If you have to hire in a hurry, ask de­tailed ques­tions of the per­son on the other end of the line. Rep­utable pro­fes­sion­als will be happy to an­swer ques­tions about locks and door hard­ware.

Take cau­tion with lock­smith com­pa­nies with names like “AAA” or “A1.” These names are de­signed to push them to the front of the phone book.

Be wary of scams. Shady lock­smith com­pa­nies lure in cus­tomers with claims of ex­tremely low rates and un­re­al­is­tic re­sponse times.

2. Look for cre­den­tials

Lock­smith li­cens­ing can be a com­pli­cated ter­ri­tory to nav­i­gate. Most states don’t li­cense lock­smiths, and var­i­ous mu­nic­i­pal­i­ties have their own rules.
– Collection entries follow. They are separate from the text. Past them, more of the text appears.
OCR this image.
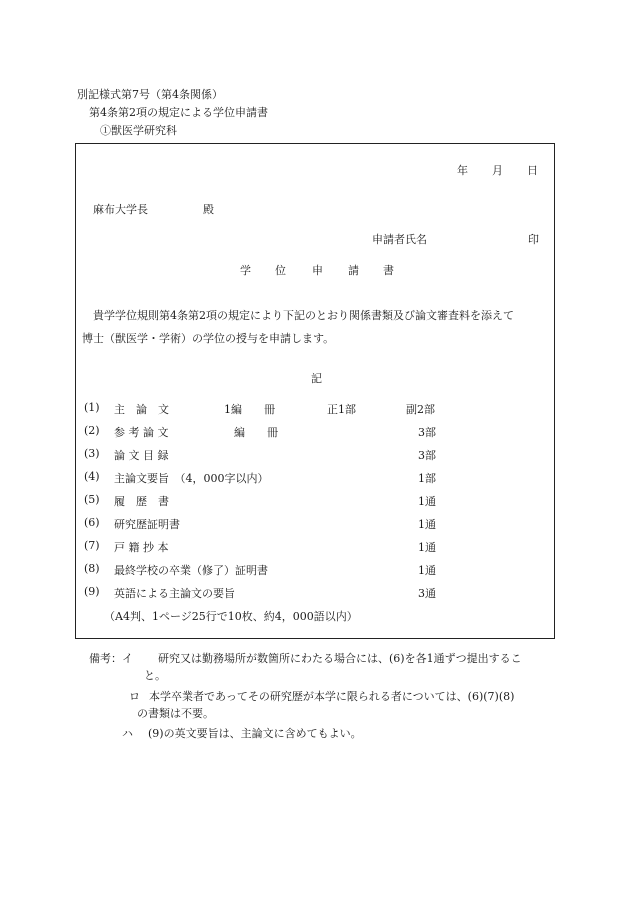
別記様式第7号（第4条関係）
第4条第2項の規定による学位申請書
①獣医学研究科
年 月 日
麻布大学長	殿
申請者氏名	印
学 位 申 請 書
貴学学位規則第4条第2項の規定により下記のとおり関係書類及び論文審査料を添えて
博士（獣医学・学術）の学位の授与を申請します。
記
(1) 主　論　文	1編　　冊	正1部	副2部
(2) 参 考 論 文	編　　冊	3部
(3) 論 文 目 録	3部
(4) 主論文要旨　（4，000字以内）	1部
(5) 履　歴　書	1通
(6) 研究歴証明書	1通
(7) 戸 籍 抄 本	1通
(8) 最終学校の卒業（修了）証明書	1通
(9) 英語による主論文の要旨	3通
（A4判、1ページ25行で10枚、約4，000語以内）
備考：イ 研究又は勤務場所が数箇所にわたる場合には、(6)を各1通ずつ提出するこ
と。
ロ 本学卒業者であってその研究歴が本学に限られる者については、(6)(7)(8)
の書類は不要。
ハ (9)の英文要旨は、主論文に含めてもよい。
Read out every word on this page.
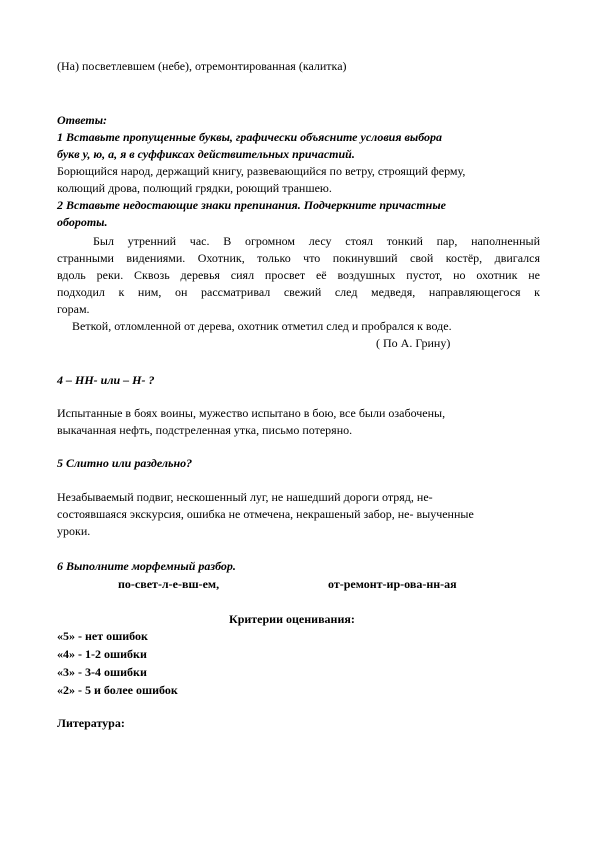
(На) посветлевшем (небе), отремонтированная (калитка)
Ответы:
1 Вставьте пропущенные буквы, графически объясните условия выбора
букв у, ю, а, я в суффиксах действительных причастий.
Борющийся народ, держащий книгу, развевающийся по ветру, строящий ферму,
колющий дрова, полющий грядки, роющий траншею.
2 Вставьте недостающие знаки препинания. Подчеркните причастные
обороты.
Был утренний час. В огромном лесу стоял тонкий пар, наполненный
странными видениями. Охотник, только что покинувший свой костёр, двигался
вдоль реки. Сквозь деревья сиял просвет её воздушных пустот, но охотник не
подходил к ним, он рассматривал свежий след медведя, направляющегося к
горам.
Веткой, отломленной от дерева, охотник отметил след и пробрался к воде.
( По А. Грину)
4 – НН- или – Н- ?
Испытанные в боях воины, мужество испытано в бою, все были озабочены,
выкачанная нефть, подстреленная утка, письмо потеряно.
5 Слитно или раздельно?
Незабываемый подвиг, нескошенный луг, не нашедший дороги отряд, не-
состоявшаяся экскурсия, ошибка не отмечена, некрашеный забор, не- выученные
уроки.
6 Выполните морфемный разбор.
по-свет-л-е-вш-ем,	от-ремонт-ир-ова-нн-ая
Критерии оценивания:
«5» - нет ошибок
«4» - 1-2 ошибки
«3» - 3-4 ошибки
«2» - 5 и более ошибок
Литература:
Study up on your lo­cal reg­u­la­tions, and make sure you hire some­one who meets those stan­dards. If your state or city doesn’t li­cense lock­smiths (and in­deed, even if they do), look for pro­fes­sional cer­ti­fi­ca­tion such as ALOA Se­cu­rity Pro­fes­sion­als As­so­ci­a­tion or the So­ci­ety of Pro­fes­sional Lock­smiths. This cer­ti­fi­ca­tion demon­strates con­tin­u­ing ed­u­ca­tion and ded­i­ca­tion to the craft.

3. Check them out ahead of time

It’s wise to have a lock­smith on call be­fore you ever need one. Check re­ports on Angie’s List and call the com­pany to get an es­ti­mate on their ser­vices be­fore you agree to have work done. Ask for de­tails about their pric­ing and avail­able hours. Do they have emer­gency hours? Do they charge for mileage or have ser­vice­call min­i­mums?

Once you find a ser­vice provider you’re com­fort­able with, store that com­pany’s in­for­ma­tion in your wal­let or cell­phone – some place you’re likely to have ac­cess to if locked out.